Hibbertia rufociliata

Scientific classification
- Kingdom: Plantae
- Clade: Tracheophytes
- Clade: Angiosperms
- Clade: Eudicots
- Order: Dilleniales
- Family: Dilleniaceae
- Genus: Hibbertia
- Species: H. rufociliata
- Binomial name: Hibbertia rufociliata Toelken

= Hibbertia rufociliata =

- Genus: Hibbertia
- Species: rufociliata
- Authority: Toelken

Species of plant

Hibbertia rufociliata is a species of flowering plant in the family Dilleniaceae and is endemic to a restricted area of north Queensland. It is a shrub with hairy foliage, elliptic to lance-shaped leaves with the narrower end towards the base, and yellow flowers usually arranged singly in leaf axils with 36 to 44 stamens arranged in bundles around two densely scaly carpels.

==Description==
Hibbertia rufociliata is a shrub that typically grows to a height of 50–80 cm, sometimes to 1.5 m, and has hairy foliage. The leaves are elliptic to lance-shaped with the narrower end towards the base, mostly 25–35 mm long and 3–7.5 mm wide on a petiole 0.6–2.4 mm long. The lower surface of the leaves is densely hairy. The flowers are usually arranged singly in leaf axils, each flower on a stout peduncle 3.5–4.8 mm long, with broadly egg-shaped bracts 1.2–1.7 mm long at the base.
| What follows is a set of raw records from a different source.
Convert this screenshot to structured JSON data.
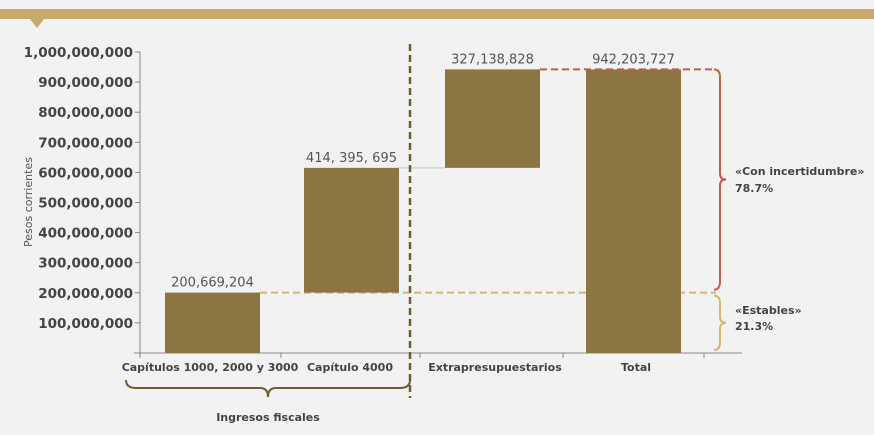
{
  "colors": {
    "background": "#f2f2f2",
    "banner": "#c7a96c",
    "bar": "#8a7543",
    "uncertain": "#c0604a",
    "stable": "#d7b670",
    "divider": "#6e5d33",
    "connector": "#cfcfcf",
    "group_brace": "#6e5d33"
  },
  "chart_data": {
    "type": "bar",
    "subtype": "waterfall",
    "ylabel": "Pesos corrientes",
    "ylim": [
      0,
      1000000000
    ],
    "yticks": [
      {
        "value": 100000000,
        "label": "100,000,000"
      },
      {
        "value": 200000000,
        "label": "200,000,000"
      },
      {
        "value": 300000000,
        "label": "300,000,000"
      },
      {
        "value": 400000000,
        "label": "400,000,000"
      },
      {
        "value": 500000000,
        "label": "500,000,000"
      },
      {
        "value": 600000000,
        "label": "600,000,000"
      },
      {
        "value": 700000000,
        "label": "700,000,000"
      },
      {
        "value": 800000000,
        "label": "800,000,000"
      },
      {
        "value": 900000000,
        "label": "900,000,000"
      },
      {
        "value": 1000000000,
        "label": "1,000,000,000"
      }
    ],
    "grid": false,
    "categories": [
      "Capítulos 1000, 2000 y 3000",
      "Capítulo 4000",
      "Extrapresupuestarios",
      "Total"
    ],
    "bars": [
      {
        "category": "Capítulos 1000, 2000 y 3000",
        "base": 0,
        "value": 200669204,
        "label": "200,669,204"
      },
      {
        "category": "Capítulo 4000",
        "base": 200669204,
        "value": 414395695,
        "label": "414, 395, 695"
      },
      {
        "category": "Extrapresupuestarios",
        "base": 615064899,
        "value": 327138828,
        "label": "327,138,828"
      },
      {
        "category": "Total",
        "base": 0,
        "value": 942203727,
        "label": "942,203,727"
      }
    ],
    "group": {
      "label": "Ingresos fiscales",
      "from": 0,
      "to": 1
    },
    "annotations": [
      {
        "label": "«Con incertidumbre»",
        "percent": "78.7%",
        "from": 200669204,
        "to": 942203727
      },
      {
        "label": "«Estables»",
        "percent": "21.3%",
        "from": 0,
        "to": 200669204
      }
    ]
  }
}
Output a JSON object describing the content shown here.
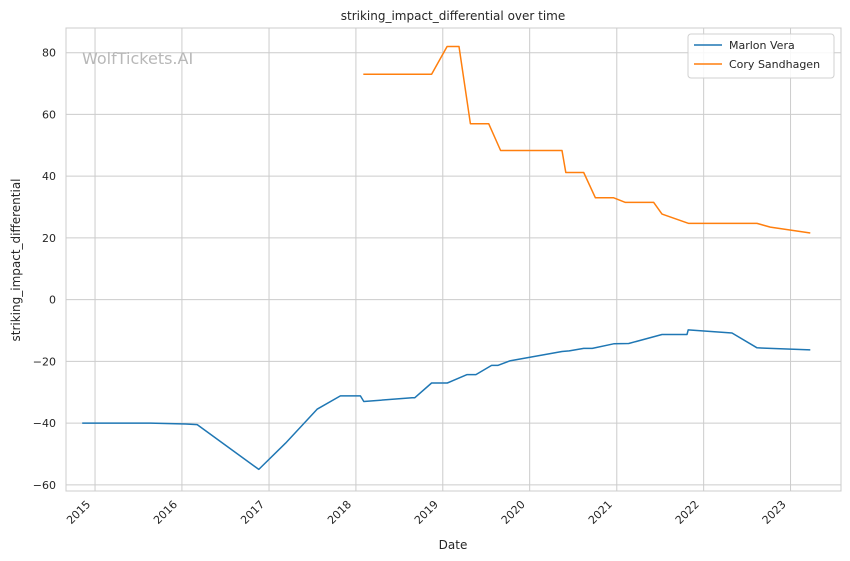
{
  "chart_data": {
    "type": "line",
    "title": "striking_impact_differential over time",
    "xlabel": "Date",
    "ylabel": "striking_impact_differential",
    "watermark": "WolfTickets.AI",
    "xlim": [
      "2014-09-01",
      "2023-08-01"
    ],
    "ylim": [
      -62,
      88
    ],
    "x_ticks": [
      "2015",
      "2016",
      "2017",
      "2018",
      "2019",
      "2020",
      "2021",
      "2022",
      "2023"
    ],
    "y_ticks": [
      -60,
      -40,
      -20,
      0,
      20,
      40,
      60,
      80
    ],
    "y_tick_labels": [
      "−60",
      "−40",
      "−20",
      "0",
      "20",
      "40",
      "60",
      "80"
    ],
    "grid": true,
    "legend_position": "top-right",
    "series": [
      {
        "name": "Marlon Vera",
        "color": "#1f77b4",
        "points": [
          [
            "2014-11-08",
            -40
          ],
          [
            "2015-08-23",
            -40
          ],
          [
            "2016-01-17",
            -40.3
          ],
          [
            "2016-03-05",
            -40.5
          ],
          [
            "2016-11-19",
            -55
          ],
          [
            "2017-03-11",
            -46.5
          ],
          [
            "2017-07-22",
            -35.5
          ],
          [
            "2017-10-28",
            -31.2
          ],
          [
            "2018-01-20",
            -31.2
          ],
          [
            "2018-02-03",
            -33
          ],
          [
            "2018-08-25",
            -31.8
          ],
          [
            "2018-09-05",
            -31.8
          ],
          [
            "2018-11-15",
            -27
          ],
          [
            "2019-01-20",
            -27
          ],
          [
            "2019-04-13",
            -24.3
          ],
          [
            "2019-05-20",
            -24.3
          ],
          [
            "2019-07-25",
            -21.3
          ],
          [
            "2019-08-20",
            -21.3
          ],
          [
            "2019-10-12",
            -19.8
          ],
          [
            "2020-05-16",
            -16.8
          ],
          [
            "2020-06-15",
            -16.6
          ],
          [
            "2020-08-15",
            -15.8
          ],
          [
            "2020-09-20",
            -15.8
          ],
          [
            "2020-12-19",
            -14.3
          ],
          [
            "2021-02-20",
            -14.2
          ],
          [
            "2021-07-10",
            -11.3
          ],
          [
            "2021-10-23",
            -11.3
          ],
          [
            "2021-10-28",
            -9.8
          ],
          [
            "2022-04-30",
            -10.8
          ],
          [
            "2022-08-13",
            -15.6
          ],
          [
            "2022-09-10",
            -15.7
          ],
          [
            "2023-03-25",
            -16.3
          ]
        ]
      },
      {
        "name": "Cory Sandhagen",
        "color": "#ff7f0e",
        "points": [
          [
            "2018-02-01",
            73
          ],
          [
            "2018-11-15",
            73
          ],
          [
            "2019-01-19",
            82
          ],
          [
            "2019-03-10",
            82
          ],
          [
            "2019-04-27",
            57
          ],
          [
            "2019-07-13",
            57
          ],
          [
            "2019-09-01",
            48.3
          ],
          [
            "2020-05-16",
            48.3
          ],
          [
            "2020-06-01",
            41.2
          ],
          [
            "2020-08-15",
            41.2
          ],
          [
            "2020-10-03",
            33
          ],
          [
            "2020-12-19",
            33
          ],
          [
            "2021-02-06",
            31.5
          ],
          [
            "2021-06-05",
            31.5
          ],
          [
            "2021-07-10",
            27.7
          ],
          [
            "2021-10-30",
            24.7
          ],
          [
            "2022-08-13",
            24.7
          ],
          [
            "2022-10-08",
            23.5
          ],
          [
            "2023-03-25",
            21.6
          ]
        ]
      }
    ]
  }
}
The five sepals are joined at the base, the two outer sepal lobes 3.4–4.1 mm long and 1.2–1.4 mm wide, and the inner lobes longer and broader. The five petals are broadly egg-shaped with the narrower end towards the base, yellow, 6.6–7.8 mm long and there are 36 to 44 stamens arranged in bundles around the two densely scaly carpels, each carpel with two ovules. Flowering occurs from April to July.

==Taxonomy==
Hibbertia rufociliata was first formally described in 2010 by Hellmut R. Toelken in the Journal of the Adelaide Botanic Gardens from specimens collected by Leonard John Brass near Browns Creek, a tributary of the Pascoe River, in 1948. The specific epithet (rufociliata) refers to the rufous hairs characteristic of this species.

==Distribution and habitat==
This hibbertia grows on sandy ridges in forest in a few locations on Cape York Peninsula in far northern Queensland.

==Conservation status==
Hibbertia rufociliata is classified as of "least concern" under the Queensland Government Nature Conservation Act 1992.